Multiple linear regression was performed in a stepwise manner for predicting the fluctuation of F0 signals, using either brain activity during the embouchure task or somatotopic representations (i.e., CoM) during the localizer task as explanatory variables. With Shapiro–Wilk tests, we found that raw F0 variability did not meet the normal distribution (p < .05). After log‐transformation, we confirmed that log‐transformed F0 variability followed normal distribution (p > .05). For the model using brain activity, the LOOCV confirmed that the regression model was able to predict the observed F0 variability with 73.4% accuracy. The brain activity model accounted for the F0 fluctuations in ED (F 4, 9 = 6.22, p = .01, R2 = 0.73) using the right M1 (β = 0.36, p = .004) and left putamen (β = 0.19, p = .03), the right S1 (β = −0.50, p = .003) and left cerebellum (β = −0.18, p = .009). In contrast, the model using somatotopic representations failed to reliably predict the observed F0 variability (accuracy was 33.2%) in the LOOCV analysis.

4. DISCUSSION

It is widely accepted that cortical and subcortical sensorimotor areas are involved in FTSD (Furuya & Hanakawa, 2016; Hallett, 2011; Quartarone & Hallett, 2013; Quartarone & Pisani, 2011). However, no previous studies provided direct evidence for an association between brain activity or somatotopic organization and a quantitative measure of dystonic symptoms using the same data set. To address this question, we designed the present study using task‐fMRI and behavioral measurement in patients with ED. We assessed brain activity and somatotopy using fMRI data. Importantly, examining ED patients has an advantage over examining focal hand dystonia patients for somatotopy analysis; it would be difficult to measure somatotopic representations of the affected fingers, which often differ across patients, in focal hand dystonia, because the representations of each finger are topographically close or overlapping (Ejaz, Hamada, & Diedrichsen, 2015). This would be particularly problematic in hand dystonia affecting neighboring fingers since one previous study showed that hand motor somatotopy could not be differentiated between writer's cramp patients and HCs (Weise et al., 2012). Such methodological difficulties in assessing finger somatotopy may explain why previous somatotopy studies of hand dystonia used sensory stimulation.
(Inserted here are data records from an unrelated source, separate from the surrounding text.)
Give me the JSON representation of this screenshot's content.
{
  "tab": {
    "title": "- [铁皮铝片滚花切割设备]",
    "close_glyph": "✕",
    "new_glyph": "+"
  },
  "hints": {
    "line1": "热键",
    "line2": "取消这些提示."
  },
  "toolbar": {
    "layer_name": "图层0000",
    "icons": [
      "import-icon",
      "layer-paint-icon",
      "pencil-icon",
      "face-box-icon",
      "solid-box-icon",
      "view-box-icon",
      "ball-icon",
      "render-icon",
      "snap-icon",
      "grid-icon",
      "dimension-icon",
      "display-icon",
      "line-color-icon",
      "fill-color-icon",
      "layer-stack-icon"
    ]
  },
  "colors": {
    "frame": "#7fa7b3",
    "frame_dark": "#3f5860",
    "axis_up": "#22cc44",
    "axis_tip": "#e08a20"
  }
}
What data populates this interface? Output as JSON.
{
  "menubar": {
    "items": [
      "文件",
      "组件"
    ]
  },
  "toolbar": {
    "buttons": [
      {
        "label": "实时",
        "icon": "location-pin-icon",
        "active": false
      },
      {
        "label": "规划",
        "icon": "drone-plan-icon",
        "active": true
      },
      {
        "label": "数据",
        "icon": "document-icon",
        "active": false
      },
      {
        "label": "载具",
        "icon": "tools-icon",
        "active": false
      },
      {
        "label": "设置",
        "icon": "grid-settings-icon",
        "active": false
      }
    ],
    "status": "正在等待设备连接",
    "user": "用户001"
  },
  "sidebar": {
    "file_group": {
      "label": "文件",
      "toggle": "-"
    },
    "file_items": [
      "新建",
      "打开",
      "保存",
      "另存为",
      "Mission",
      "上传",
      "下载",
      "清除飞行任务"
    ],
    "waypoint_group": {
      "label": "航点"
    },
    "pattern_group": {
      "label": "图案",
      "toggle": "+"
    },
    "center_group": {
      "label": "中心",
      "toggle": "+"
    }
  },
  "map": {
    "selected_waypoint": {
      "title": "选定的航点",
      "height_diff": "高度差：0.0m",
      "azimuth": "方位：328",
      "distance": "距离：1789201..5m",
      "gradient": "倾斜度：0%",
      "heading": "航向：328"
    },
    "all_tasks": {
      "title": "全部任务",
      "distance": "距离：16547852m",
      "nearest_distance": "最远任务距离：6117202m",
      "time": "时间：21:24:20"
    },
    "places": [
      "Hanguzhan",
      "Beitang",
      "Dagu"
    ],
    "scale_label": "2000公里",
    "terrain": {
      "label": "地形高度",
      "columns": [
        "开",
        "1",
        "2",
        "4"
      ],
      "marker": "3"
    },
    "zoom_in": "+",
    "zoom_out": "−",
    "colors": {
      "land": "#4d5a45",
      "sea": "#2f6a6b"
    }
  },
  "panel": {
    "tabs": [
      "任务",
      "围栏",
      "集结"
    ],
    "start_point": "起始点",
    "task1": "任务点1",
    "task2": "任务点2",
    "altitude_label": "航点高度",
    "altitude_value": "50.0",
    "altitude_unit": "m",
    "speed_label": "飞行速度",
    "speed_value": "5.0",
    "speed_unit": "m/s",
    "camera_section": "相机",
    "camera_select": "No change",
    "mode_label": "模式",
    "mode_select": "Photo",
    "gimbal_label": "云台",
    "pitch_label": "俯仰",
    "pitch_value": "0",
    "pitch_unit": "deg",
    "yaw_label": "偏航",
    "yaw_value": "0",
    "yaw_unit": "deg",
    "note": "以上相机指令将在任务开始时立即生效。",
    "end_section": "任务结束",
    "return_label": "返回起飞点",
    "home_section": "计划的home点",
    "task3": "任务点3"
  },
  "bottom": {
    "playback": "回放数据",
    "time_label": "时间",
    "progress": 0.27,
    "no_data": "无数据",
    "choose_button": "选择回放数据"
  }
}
In contrast to focal hand dystonia, examining patients with ED allowed us to assess gross somatotopic representations between the mouth and hand areas because the distance between the representations of the mouth and hand is relatively large, even with the current spatial resolution. Hence, we believe that the present study provided relatively precise data regarding altered somatotopic representations in ED.

Our results revealed several novel findings. First, although brain activity in the sensorimotor areas did not differ between ED and HC, brain activity in M1, S1, putamen, and cerebellum was associated with a measure of dystonic symptoms representing disrupted musical performance (i.e., higher F0 variability) in ED. Second, the somatotopic representation of S1 significantly differed between ED and HC, but somatotopic representations in sensorimotor brain areas were not obviously associated with disrupted musical performance in ED. Taken together, abnormal motor‐related network activity and aberrant somatotopy appear to contribute to different aspects of the mechanisms underlying ED.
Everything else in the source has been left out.